Taking the Bridge south bound on the other hand is a totally different story. The cycle lane runs the full length of the bridge and is very narrow for the full duration.  There is a bus lane that runs the full length of the bridge but due to the busses needing to enter the bus station inside the gyratory, its position is on the right hand side. I’ve used it a few times, but due to its position and the lack of cleaning, it’s full of stones and pot holes.
This means that to travel across the bridge in safety, you must take control of the left lane and keep up a good speed, the traffic behind you will try to reach/break 30mph. So it’s important that you get up to speed and control it. I’ve had a few close calls doing this but most of the time it’s not an issue and is much safer than taking to the cycle lane.

It’s not just this cycle lane that is a problem, many of the cycle lanes in Pimlico are of poor quality, and on the 22nd of may 2010, a cyclist was killed by a HGV whilst cycling in near one of these cycle lanes just north of vauxhall bridge.
The LCC reported on the issue of the cycle lanes in the area  and their communications officer, Mike Cavenett, has said

This cycle lane is so narrow it was almost not possible to put a bicycle logo on it.

It’s a facility that says to drivers that bikes should be in the gutter, and encourages cyclists to ride in a position that National Standards Training says is unsafe.

It’s not known whether this lane contributed to Mr Smith’s death, but something clearly needs to be done about these potentially lethal facilities.

Many cycle lanes across the UK are of poor quality and they put the people who use them at risk daily.
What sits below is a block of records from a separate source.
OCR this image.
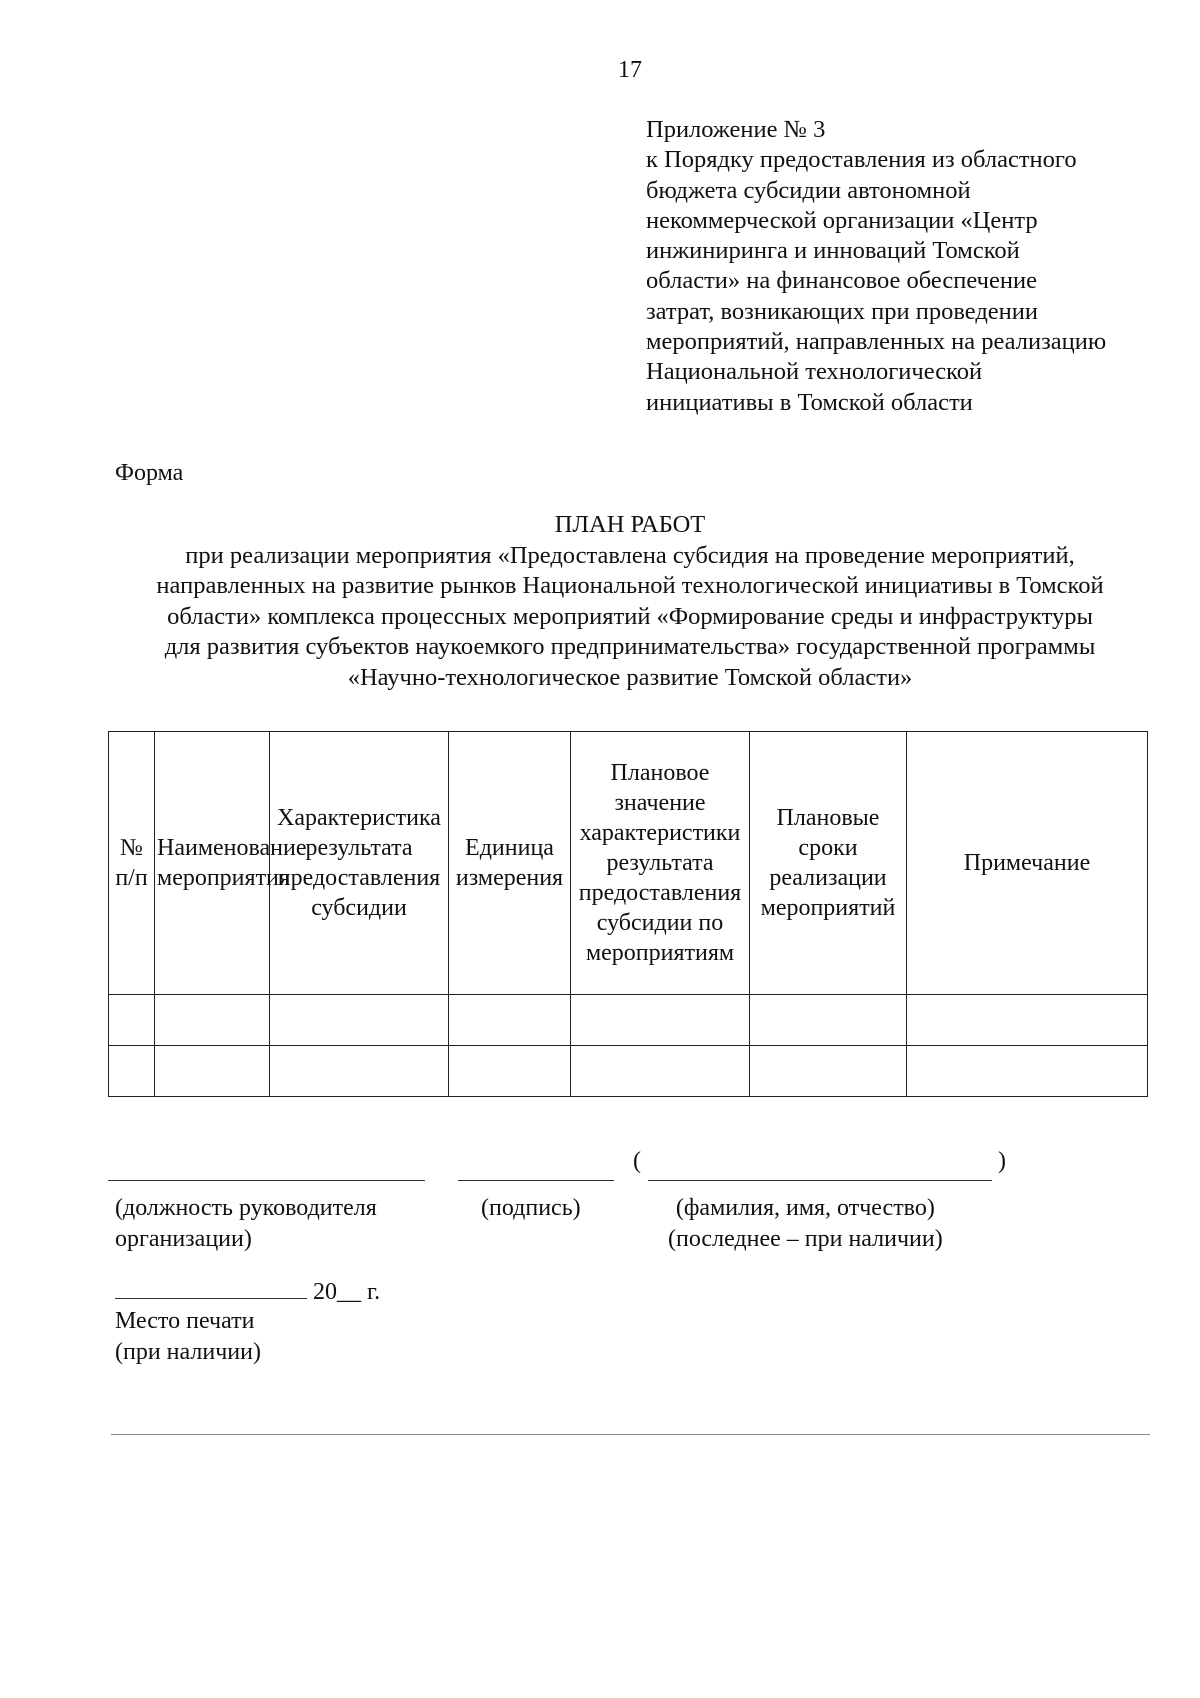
17
Приложение № 3
к Порядку предоставления из областного
бюджета субсидии автономной
некоммерческой организации «Центр
инжиниринга и инноваций Томской
области» на финансовое обеспечение
затрат, возникающих при проведении
мероприятий, направленных на реализацию
Национальной технологической
инициативы в Томской области
Форма
ПЛАН РАБОТ
при реализации мероприятия «Предоставлена субсидия на проведение мероприятий,
направленных на развитие рынков Национальной технологической инициативы в Томской
области» комплекса процессных мероприятий «Формирование среды и инфраструктуры
для развития субъектов наукоемкого предпринимательства» государственной программы
«Научно-технологическое развитие Томской области»
№ п/п	Наименование мероприятия	Характеристика результата предоставления субсидии	Единица измерения	Плановое значение характеристики результата предоставления субсидии по мероприятиям	Плановые сроки реализации мероприятий	Примечание

(	)
(должность руководителя
организации)
(подпись)	(фамилия, имя, отчество)
(последнее – при наличии)
20__ г.
Место печати
(при наличии)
Motorists fail to understand the needs of cyclists and we are often put in danger because they wish to get slightly further up the road.
Without knowledge, cyclists do not know what cycle lane is good and which is bad, Until we remove the cycle lanes or better educate the cyclists, we will continue to see close calls and read about deaths due to the poor infrastructure that is provided for us at the side of the road.